# Work done in Stretching a wire

## Work done in Stretching a wire

In stretching a wire work is done against internal restoring forces. This work is stored as elastic potential energy or strain energy.

If a force F acts along the length L of the wire or cross section A and stretches it by x then:

$$Young’s\,\,Modulus\left( Y \right)=\frac{Stress}{Strain}=\frac{F/A}{x/L}=\frac{FL}{Ax}\Rightarrow F=\frac{YA}{L}x$$.

So, the work done for an additional small increase dx in length,

$$dW=F\,dx=\frac{YA}{L}x.dx$$.

Hence, total work done in increasing the length (l):

$$W=\int\limits_{0}^{l}{dW}=\int\limits_{0}^{l}{F.dx}=\frac{1}{2}\frac{YA}{L}{{l}^{2}}$$, this work done is stored in the wire

Therefore, Energy stored in wire, $$U=\frac{1}{2}\frac{YA{{l}^{2}}}{L}=\frac{1}{2}Fl\,\,\,\left( As,\,\,F=\frac{YAl}{L} \right)$$.

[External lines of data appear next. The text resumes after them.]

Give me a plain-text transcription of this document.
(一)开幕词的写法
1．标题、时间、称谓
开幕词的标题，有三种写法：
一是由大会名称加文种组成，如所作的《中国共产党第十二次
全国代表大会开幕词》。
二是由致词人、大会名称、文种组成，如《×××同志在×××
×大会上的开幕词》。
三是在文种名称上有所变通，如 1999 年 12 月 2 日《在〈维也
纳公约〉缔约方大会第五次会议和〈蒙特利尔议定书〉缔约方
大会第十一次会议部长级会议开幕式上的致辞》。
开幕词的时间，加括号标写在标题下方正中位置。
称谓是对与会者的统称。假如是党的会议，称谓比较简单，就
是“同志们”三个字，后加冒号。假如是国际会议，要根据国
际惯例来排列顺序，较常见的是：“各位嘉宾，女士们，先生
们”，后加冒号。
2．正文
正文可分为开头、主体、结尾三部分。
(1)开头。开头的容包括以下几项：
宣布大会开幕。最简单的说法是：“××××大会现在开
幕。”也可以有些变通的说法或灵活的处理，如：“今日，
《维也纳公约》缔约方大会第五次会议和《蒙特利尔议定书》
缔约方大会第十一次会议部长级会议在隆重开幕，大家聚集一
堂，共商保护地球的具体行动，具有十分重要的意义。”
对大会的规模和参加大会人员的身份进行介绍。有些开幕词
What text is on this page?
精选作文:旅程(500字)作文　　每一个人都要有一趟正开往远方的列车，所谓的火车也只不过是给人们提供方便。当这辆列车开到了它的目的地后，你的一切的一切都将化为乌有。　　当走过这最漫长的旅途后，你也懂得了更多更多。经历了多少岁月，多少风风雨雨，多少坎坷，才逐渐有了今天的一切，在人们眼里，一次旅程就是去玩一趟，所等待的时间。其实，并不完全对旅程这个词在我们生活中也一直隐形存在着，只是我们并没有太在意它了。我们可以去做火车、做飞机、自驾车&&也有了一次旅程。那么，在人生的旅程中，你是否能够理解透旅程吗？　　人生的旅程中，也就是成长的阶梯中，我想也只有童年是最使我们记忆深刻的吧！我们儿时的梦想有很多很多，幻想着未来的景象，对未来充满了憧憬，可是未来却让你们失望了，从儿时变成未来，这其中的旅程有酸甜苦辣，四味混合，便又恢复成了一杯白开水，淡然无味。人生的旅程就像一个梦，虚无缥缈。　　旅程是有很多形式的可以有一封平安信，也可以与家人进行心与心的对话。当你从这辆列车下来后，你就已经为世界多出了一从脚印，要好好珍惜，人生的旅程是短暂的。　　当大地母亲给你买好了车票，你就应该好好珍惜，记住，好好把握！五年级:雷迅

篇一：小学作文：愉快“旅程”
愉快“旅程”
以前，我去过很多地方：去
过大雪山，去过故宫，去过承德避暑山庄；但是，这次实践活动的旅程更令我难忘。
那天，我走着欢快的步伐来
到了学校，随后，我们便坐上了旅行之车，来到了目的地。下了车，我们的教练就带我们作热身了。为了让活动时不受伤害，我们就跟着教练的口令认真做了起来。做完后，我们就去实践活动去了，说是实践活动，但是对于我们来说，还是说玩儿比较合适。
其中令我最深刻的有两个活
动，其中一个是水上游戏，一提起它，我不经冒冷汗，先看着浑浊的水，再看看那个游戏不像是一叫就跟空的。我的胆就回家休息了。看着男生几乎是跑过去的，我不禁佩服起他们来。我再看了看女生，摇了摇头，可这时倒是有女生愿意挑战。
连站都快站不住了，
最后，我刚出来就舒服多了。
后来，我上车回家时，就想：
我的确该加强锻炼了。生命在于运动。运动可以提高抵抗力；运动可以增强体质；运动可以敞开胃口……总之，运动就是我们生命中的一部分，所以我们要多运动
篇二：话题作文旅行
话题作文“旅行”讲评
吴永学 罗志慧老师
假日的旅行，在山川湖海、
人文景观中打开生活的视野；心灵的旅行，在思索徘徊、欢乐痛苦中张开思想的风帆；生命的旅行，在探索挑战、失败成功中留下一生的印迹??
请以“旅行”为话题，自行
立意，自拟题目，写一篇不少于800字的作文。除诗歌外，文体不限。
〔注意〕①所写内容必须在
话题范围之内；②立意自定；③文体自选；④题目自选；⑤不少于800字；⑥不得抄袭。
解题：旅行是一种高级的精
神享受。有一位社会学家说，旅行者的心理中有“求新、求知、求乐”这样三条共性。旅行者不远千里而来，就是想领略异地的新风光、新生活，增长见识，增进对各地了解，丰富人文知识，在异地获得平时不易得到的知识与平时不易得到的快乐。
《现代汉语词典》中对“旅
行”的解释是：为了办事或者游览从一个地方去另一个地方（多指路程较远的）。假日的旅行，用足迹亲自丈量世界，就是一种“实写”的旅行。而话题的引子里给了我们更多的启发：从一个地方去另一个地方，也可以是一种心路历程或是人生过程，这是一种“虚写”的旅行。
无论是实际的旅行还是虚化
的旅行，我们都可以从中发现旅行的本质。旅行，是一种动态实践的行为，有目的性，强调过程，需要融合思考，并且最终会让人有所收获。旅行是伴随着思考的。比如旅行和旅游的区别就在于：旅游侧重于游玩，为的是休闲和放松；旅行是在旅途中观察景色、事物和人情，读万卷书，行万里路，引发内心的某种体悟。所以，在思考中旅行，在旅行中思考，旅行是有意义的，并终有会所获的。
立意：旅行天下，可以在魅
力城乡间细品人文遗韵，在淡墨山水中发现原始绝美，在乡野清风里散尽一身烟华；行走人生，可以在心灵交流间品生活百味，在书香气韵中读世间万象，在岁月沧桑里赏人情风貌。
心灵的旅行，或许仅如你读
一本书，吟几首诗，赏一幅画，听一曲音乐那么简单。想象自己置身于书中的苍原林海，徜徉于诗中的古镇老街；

Now, dividing both sides by volume of the wire we get energy stored in unit volume of wire.

$${{U}_{V}}=\frac{1}{2}\frac{Fl}{AL}$$ = ½ x Stress x Strain = ½ x Y x (Strain)²

$${{U}_{V}}=\frac{1}{2Y}{{\left( Stress \right)}^{2}}$$ (As AL = Volume of Wire)

If the force on the wire is increased from F₁ to F₂ and the elongation in wire is l then energy stored in the wire, $$U=\frac{1}{2}\left( \frac{{{F}_{1}}+{{F}_{2}}}{2} \right)l$$.

Thermal energy density = Thermal energy per unit volume = ½ x Thermal Stress x Strain

$$=\frac{1}{2}\frac{Fl}{AL}$$ = ½ (Y α Δθ) (α Δθ) = ½ Y α² (Δθ)².